Association between gastrointestinal symptoms and affectivity in patients with bipolar disorder.

Abstract Source:

World J Gastroenterol. 2016 Oct 14 ;22(38):8540-8548. PMID: 27784966

Abstract Author(s):

Pontus Karling, Martin Maripuu, Mikael Wikgren, Rolf Adolfsson, Karl-Fredrik Norrback

Article Affiliation:

Pontus Karling

Abstract:

AIM: To study if anxiety, depression and experience of stress are associated with gastrointestinal (GI) symptoms in patients with bipolar disorder.

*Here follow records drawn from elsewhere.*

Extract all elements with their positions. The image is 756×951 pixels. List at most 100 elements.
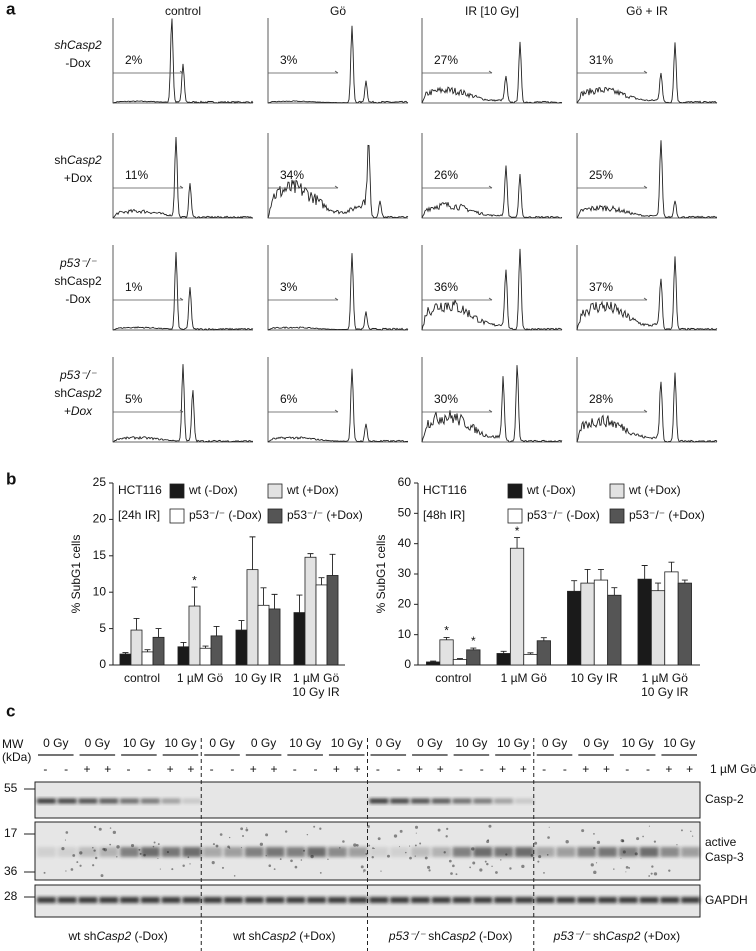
blot-speck <box>653 872 658 876</box>
dose-label: 10 Gy <box>123 736 155 750</box>
blot-band <box>535 897 555 903</box>
bar <box>523 653 538 666</box>
blot-speck <box>393 834 398 838</box>
y-tick-label: 20 <box>398 597 412 611</box>
blot-speck <box>691 835 694 837</box>
histogram-trace <box>112 136 254 219</box>
blot-speck <box>450 872 453 875</box>
histogram-trace <box>267 253 409 331</box>
blot-speck <box>189 863 191 865</box>
treatment-sign: + <box>270 762 277 776</box>
legend-swatch <box>267 508 283 524</box>
treatment-sign: - <box>127 762 131 776</box>
bar <box>268 608 281 666</box>
error-bar <box>180 641 187 647</box>
blot-speck <box>530 853 534 857</box>
histogram-trace <box>112 252 254 331</box>
bar <box>567 590 582 666</box>
percent-label: 30% <box>434 392 458 406</box>
blot-speck <box>620 857 622 859</box>
y-tick-label: 0 <box>404 657 411 671</box>
blot-band <box>660 897 680 903</box>
treatment-sign: + <box>333 762 340 776</box>
percent-label: 3% <box>280 53 298 67</box>
blot-band <box>120 897 139 903</box>
blot-speck <box>319 827 322 830</box>
blot-speck <box>414 825 419 829</box>
blot-band <box>618 847 638 857</box>
x-tick-label: 1 µM Gö <box>501 671 548 685</box>
histogram-trace <box>421 248 563 331</box>
treatment-sign: - <box>625 762 629 776</box>
blot-band <box>37 847 56 857</box>
mw-marker: 17 <box>4 826 18 840</box>
blot-speck <box>319 871 322 874</box>
blot-speck <box>102 847 105 851</box>
blot-band <box>369 897 389 903</box>
blot-band <box>182 897 202 903</box>
treatment-sign: - <box>542 762 546 776</box>
blot-speck <box>546 854 549 856</box>
legend-label: wt (+Dox) <box>628 483 681 497</box>
blot-speck <box>94 856 98 860</box>
treatment-sign: - <box>147 762 151 776</box>
treatment-sign: - <box>459 762 463 776</box>
label-part: wt sh <box>67 929 96 943</box>
blot-band <box>140 847 160 857</box>
blot-band <box>618 897 638 903</box>
y-axis-label: % SubG1 cells <box>69 535 83 614</box>
blot-band <box>598 847 617 857</box>
y-tick-label: 20 <box>93 512 107 526</box>
blot-band <box>369 847 389 857</box>
blot-speck <box>245 828 249 832</box>
blot-speck <box>159 868 161 870</box>
blot-speck <box>419 842 422 845</box>
legend-label: wt (-Dox) <box>526 483 576 497</box>
bar <box>326 575 339 666</box>
gate <box>113 409 184 413</box>
blot-band <box>182 798 202 804</box>
blot-speck <box>427 865 431 869</box>
gate <box>422 70 493 74</box>
treatment-sign: - <box>314 762 318 776</box>
blot-speck <box>486 862 489 866</box>
blot-speck <box>428 869 431 872</box>
label-part: sh <box>54 386 67 400</box>
treatment-sign: + <box>686 762 693 776</box>
y-tick-label: 25 <box>93 475 107 489</box>
error-bar <box>668 561 675 572</box>
bar <box>293 612 306 666</box>
blot-speck <box>100 874 104 878</box>
bar <box>536 640 551 666</box>
legend-label: p53⁻/⁻ (-Dox) <box>527 508 600 522</box>
gate <box>577 409 648 413</box>
blot-speck <box>219 833 223 836</box>
blot-band <box>431 897 451 903</box>
histogram-trace <box>576 256 718 331</box>
dose-label: 10 Gy <box>622 736 654 750</box>
annotation: HCT116 <box>118 483 162 497</box>
error-bar <box>191 586 198 607</box>
blot-band <box>120 847 139 857</box>
bar <box>130 629 143 666</box>
blot-speck <box>363 869 366 872</box>
bar <box>304 556 317 666</box>
blot-speck <box>268 864 272 867</box>
blot-speck <box>455 873 458 876</box>
blot-speck <box>109 843 112 846</box>
dose-label: 0 Gy <box>209 736 234 750</box>
blot-speck <box>221 866 225 869</box>
row-label: +Dox <box>64 171 92 185</box>
mw-label: (kDa) <box>2 750 31 764</box>
blot-speck <box>581 829 585 833</box>
blot-speck <box>166 850 170 854</box>
error-bar <box>430 660 437 662</box>
dose-label: 0 Gy <box>85 736 110 750</box>
blot-speck <box>240 827 244 831</box>
blot-speck <box>642 835 644 838</box>
error-bar <box>202 645 209 649</box>
label-part: sh <box>425 929 441 943</box>
blot-speck <box>505 853 508 856</box>
blot-speck <box>479 868 483 872</box>
blot-speck <box>72 854 76 857</box>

METHODS: A total of 136 patients with bipolar disorder (mean age 49.9 years; 61% women) and 136 controls from the general population (mean age 51.0 years; 60% women) were included in the study. GI symptoms were assessed with The Gastrointestinal Symptom Rating Scale-irritable bowel syndrome (GSRS-IBS), level of anxiety and depression with The Hospital Anxiety and Depression Scale (HADS) and stress-proneness with Perceived Stress Questionnaire. Over a ten year period, all visits in primary care were retrospectively recorded in order to identify functional GI disorders.

RESULTS: In subjects with low total HADS-score, there were no significant differences in GI-symptoms between patients and controls (GSRS-IBS 7.0 vs 6.5, P = 0.513). In the patients with bipolar disorder there were significant correlations between all GSRS and HADS subscores for all symptom clusters except for"constipation"and"reflux". Factors associated to GI symptoms in the patient group were female sex (adjusted OR = 2.37, 95%CI: 1.07-5.24) and high HADS-Depression score (adjusted OR = 3.64, 95%CI: 1.07-12.4). These patients had also significantly more visits for IBS than patients with low HADS-Depression scores (29% vs 8%, P = 0.008). However, there was no significant differences in consulting behaviour for functional GI disorders between patients and controls (25% vs 17%, P = 0.108).

CONCLUSION: Female patients and patients with high HADS depression score reported significantly more GI symptoms, whereas patients with low HADS scores did not differ from control subjects.